Whole almonds vs Shells Brown Rice
Wondering which one to pick? We analyzed the nutritional profile, ingredients, and vegan status to help you decide.

Whole almonds

Shells Brown Rice
The Verdict: Which is Better?
When placing Whole almonds and Shells Brown Rice side-by-side, the nutritional differences become quite clear. Both products cater to specific dietary needs, but picking the right one depends on whether you are prioritizing weight loss, muscle gain, or clean eating.
Whole almonds is the more energy-dense option here, packing 203 more calories per 100g than Shells Brown Rice. If you are looking for sustained energy or fueling a workout, this higher caloric density might be an advantage.
However, watch out for the sugar content. Whole almonds contains significantly more sugar (3.5714g) compared to the milder Shells Brown Rice (0g).
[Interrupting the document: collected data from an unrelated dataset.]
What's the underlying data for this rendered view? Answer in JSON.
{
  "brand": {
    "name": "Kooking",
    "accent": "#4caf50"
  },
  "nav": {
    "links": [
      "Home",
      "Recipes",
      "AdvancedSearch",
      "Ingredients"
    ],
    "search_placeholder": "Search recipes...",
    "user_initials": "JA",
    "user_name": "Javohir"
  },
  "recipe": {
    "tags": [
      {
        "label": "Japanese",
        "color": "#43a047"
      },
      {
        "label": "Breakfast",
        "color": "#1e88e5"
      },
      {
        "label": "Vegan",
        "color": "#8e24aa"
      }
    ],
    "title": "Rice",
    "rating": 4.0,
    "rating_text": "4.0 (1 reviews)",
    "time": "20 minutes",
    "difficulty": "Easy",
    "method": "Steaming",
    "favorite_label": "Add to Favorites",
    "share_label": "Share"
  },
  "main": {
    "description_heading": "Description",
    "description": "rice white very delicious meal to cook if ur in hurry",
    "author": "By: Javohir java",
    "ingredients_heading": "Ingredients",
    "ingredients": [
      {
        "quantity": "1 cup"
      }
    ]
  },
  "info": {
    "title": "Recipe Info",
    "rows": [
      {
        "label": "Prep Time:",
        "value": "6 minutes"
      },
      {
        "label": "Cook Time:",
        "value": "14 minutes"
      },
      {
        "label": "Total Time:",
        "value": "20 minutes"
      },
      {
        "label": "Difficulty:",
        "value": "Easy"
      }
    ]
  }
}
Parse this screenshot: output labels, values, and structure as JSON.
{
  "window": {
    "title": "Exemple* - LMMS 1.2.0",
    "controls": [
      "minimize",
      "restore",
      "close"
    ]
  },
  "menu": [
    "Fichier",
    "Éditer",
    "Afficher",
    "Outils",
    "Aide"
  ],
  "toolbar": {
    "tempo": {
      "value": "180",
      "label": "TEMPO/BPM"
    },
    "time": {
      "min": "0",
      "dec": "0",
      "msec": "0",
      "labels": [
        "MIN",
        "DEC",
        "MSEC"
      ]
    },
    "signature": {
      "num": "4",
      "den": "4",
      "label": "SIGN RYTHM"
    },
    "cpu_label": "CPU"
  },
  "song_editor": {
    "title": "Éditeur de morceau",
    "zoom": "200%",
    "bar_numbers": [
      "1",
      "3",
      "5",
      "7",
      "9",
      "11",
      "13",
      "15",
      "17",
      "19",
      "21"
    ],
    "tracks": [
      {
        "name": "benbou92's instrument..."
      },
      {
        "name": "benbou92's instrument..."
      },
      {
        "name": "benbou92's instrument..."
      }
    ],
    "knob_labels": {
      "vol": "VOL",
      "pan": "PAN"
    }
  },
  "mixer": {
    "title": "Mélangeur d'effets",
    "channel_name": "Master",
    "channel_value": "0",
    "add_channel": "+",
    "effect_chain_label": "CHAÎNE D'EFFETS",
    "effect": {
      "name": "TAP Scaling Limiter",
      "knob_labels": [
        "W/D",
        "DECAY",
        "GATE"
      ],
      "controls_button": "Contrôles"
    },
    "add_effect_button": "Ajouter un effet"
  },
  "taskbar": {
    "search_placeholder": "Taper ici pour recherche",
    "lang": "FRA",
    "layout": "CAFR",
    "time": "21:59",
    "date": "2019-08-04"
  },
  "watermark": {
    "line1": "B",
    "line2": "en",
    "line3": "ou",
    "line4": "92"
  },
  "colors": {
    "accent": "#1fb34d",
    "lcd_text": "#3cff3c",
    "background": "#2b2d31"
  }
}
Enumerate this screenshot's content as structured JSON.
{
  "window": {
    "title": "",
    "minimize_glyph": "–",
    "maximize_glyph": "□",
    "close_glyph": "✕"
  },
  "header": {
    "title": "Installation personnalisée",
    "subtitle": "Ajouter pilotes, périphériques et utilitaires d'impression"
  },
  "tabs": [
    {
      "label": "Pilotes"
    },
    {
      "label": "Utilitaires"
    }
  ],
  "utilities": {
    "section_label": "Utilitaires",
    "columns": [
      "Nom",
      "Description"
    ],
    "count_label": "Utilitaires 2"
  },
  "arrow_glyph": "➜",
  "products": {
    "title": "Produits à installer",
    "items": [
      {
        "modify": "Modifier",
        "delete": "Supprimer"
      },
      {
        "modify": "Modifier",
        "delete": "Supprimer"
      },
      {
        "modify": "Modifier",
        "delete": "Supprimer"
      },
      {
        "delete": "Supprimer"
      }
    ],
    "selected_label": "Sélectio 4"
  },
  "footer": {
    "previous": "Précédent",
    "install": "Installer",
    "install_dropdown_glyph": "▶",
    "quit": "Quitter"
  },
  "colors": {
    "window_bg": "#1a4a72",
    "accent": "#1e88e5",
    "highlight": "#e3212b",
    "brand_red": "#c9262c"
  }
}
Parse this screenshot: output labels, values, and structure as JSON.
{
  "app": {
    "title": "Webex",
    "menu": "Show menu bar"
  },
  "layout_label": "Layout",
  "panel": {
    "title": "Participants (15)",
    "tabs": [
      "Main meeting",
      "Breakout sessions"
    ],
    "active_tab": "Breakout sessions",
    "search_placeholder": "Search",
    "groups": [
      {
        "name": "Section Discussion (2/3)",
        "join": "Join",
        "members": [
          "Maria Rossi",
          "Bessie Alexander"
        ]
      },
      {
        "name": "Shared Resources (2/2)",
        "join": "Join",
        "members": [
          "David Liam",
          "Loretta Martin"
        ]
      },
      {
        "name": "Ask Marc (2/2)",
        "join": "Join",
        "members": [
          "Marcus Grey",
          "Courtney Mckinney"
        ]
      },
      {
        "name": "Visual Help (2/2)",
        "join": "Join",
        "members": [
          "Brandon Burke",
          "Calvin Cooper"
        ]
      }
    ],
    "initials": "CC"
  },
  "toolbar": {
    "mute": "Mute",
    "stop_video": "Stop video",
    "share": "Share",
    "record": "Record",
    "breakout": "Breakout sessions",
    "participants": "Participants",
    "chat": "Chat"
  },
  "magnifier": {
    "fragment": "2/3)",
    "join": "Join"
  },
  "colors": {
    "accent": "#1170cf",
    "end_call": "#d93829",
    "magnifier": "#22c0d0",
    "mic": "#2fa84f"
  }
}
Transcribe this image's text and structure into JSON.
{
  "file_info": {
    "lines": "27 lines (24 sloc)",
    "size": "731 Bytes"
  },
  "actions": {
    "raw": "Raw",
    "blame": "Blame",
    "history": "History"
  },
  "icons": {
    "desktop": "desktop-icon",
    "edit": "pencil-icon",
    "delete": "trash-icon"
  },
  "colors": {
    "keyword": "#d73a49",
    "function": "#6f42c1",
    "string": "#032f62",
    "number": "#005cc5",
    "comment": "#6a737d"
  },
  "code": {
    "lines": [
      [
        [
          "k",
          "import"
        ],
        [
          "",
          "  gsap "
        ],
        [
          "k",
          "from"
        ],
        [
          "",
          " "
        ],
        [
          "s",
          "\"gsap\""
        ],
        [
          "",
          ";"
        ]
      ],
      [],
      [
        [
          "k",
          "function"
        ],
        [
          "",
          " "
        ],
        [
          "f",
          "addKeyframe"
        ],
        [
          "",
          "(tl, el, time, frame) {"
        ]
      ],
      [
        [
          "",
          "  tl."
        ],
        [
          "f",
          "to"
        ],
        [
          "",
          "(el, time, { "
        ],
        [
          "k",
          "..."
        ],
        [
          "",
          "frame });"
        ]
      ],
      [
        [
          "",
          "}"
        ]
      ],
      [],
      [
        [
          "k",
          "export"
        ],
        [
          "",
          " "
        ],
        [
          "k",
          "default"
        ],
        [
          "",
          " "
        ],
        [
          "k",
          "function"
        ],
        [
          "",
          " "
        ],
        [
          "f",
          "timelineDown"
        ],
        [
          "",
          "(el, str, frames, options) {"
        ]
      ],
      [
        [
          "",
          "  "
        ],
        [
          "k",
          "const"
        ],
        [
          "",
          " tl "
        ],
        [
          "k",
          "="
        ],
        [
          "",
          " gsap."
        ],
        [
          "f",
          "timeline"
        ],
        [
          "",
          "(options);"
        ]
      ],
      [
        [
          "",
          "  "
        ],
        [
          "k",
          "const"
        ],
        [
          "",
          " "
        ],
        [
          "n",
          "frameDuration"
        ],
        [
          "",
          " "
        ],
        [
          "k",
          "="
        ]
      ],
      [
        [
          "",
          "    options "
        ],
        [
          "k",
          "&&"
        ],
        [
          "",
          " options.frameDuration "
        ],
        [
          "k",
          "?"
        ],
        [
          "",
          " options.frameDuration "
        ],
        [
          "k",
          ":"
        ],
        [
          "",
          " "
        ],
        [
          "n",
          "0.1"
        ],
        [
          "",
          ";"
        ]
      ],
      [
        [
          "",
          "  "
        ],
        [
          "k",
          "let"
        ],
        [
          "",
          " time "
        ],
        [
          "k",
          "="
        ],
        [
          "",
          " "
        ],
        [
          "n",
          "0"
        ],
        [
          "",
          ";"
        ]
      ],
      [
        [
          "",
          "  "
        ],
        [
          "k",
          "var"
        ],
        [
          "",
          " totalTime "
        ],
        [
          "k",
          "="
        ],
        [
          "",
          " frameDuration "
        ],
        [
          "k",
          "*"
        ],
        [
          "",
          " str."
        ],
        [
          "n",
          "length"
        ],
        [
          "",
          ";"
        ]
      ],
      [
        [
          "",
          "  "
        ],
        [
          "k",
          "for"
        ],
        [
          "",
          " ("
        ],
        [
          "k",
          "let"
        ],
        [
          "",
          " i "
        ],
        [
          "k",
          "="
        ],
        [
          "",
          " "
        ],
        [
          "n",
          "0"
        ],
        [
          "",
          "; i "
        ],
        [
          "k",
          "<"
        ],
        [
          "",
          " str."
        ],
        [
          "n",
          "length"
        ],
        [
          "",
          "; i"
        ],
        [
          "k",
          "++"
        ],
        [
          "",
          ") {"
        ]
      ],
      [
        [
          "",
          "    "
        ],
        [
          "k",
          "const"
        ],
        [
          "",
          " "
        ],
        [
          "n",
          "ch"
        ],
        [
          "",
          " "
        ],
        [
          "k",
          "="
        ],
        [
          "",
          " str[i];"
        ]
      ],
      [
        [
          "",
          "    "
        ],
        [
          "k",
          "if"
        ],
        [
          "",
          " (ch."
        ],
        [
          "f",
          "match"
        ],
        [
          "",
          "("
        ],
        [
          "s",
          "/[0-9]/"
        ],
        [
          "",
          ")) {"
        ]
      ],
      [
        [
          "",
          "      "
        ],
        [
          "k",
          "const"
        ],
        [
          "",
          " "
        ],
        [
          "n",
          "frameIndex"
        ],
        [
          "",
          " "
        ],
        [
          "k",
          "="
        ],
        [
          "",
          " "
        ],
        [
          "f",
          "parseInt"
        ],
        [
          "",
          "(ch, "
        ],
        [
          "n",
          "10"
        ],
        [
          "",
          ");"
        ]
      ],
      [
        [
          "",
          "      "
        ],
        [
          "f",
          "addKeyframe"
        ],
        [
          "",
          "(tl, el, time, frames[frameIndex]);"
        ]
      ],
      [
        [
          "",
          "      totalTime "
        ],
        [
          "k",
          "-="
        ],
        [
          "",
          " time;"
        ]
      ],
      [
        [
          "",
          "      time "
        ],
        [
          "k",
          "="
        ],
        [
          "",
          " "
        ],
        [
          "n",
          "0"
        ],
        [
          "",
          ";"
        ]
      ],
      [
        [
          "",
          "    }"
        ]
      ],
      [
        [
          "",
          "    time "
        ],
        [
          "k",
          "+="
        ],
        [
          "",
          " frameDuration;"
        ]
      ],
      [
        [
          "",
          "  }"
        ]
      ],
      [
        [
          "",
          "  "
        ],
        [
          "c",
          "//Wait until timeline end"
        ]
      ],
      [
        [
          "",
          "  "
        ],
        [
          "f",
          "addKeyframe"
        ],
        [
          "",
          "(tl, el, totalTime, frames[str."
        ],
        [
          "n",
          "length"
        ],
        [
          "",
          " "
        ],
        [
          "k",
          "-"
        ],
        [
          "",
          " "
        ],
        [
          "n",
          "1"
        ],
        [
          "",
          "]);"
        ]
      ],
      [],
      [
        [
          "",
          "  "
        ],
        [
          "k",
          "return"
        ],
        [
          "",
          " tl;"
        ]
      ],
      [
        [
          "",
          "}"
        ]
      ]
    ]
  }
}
If you are monitoring your insulin levels or trying to cut down on sweets, Shells Brown Rice is undeniably the healthier pick.
Looking to build muscle? Whole almonds offers a protein boost with 21.4286g per 100g, outperforming Shells Brown Rice in this category.
Frequently Asked Questions
Which is healthier: Whole almonds or Shells Brown Rice?
It depends on your goals. Whole almonds has 571.4286 calories, while Shells Brown Rice has 368 calories. Check the detailed table above for sugar and fat content.
Is Whole almonds vegan?
No, Whole almonds is not certified vegan.
What is the calorie difference between Whole almonds and Shells Brown Rice?
There is a difference of 203 calories per 100g between the two products.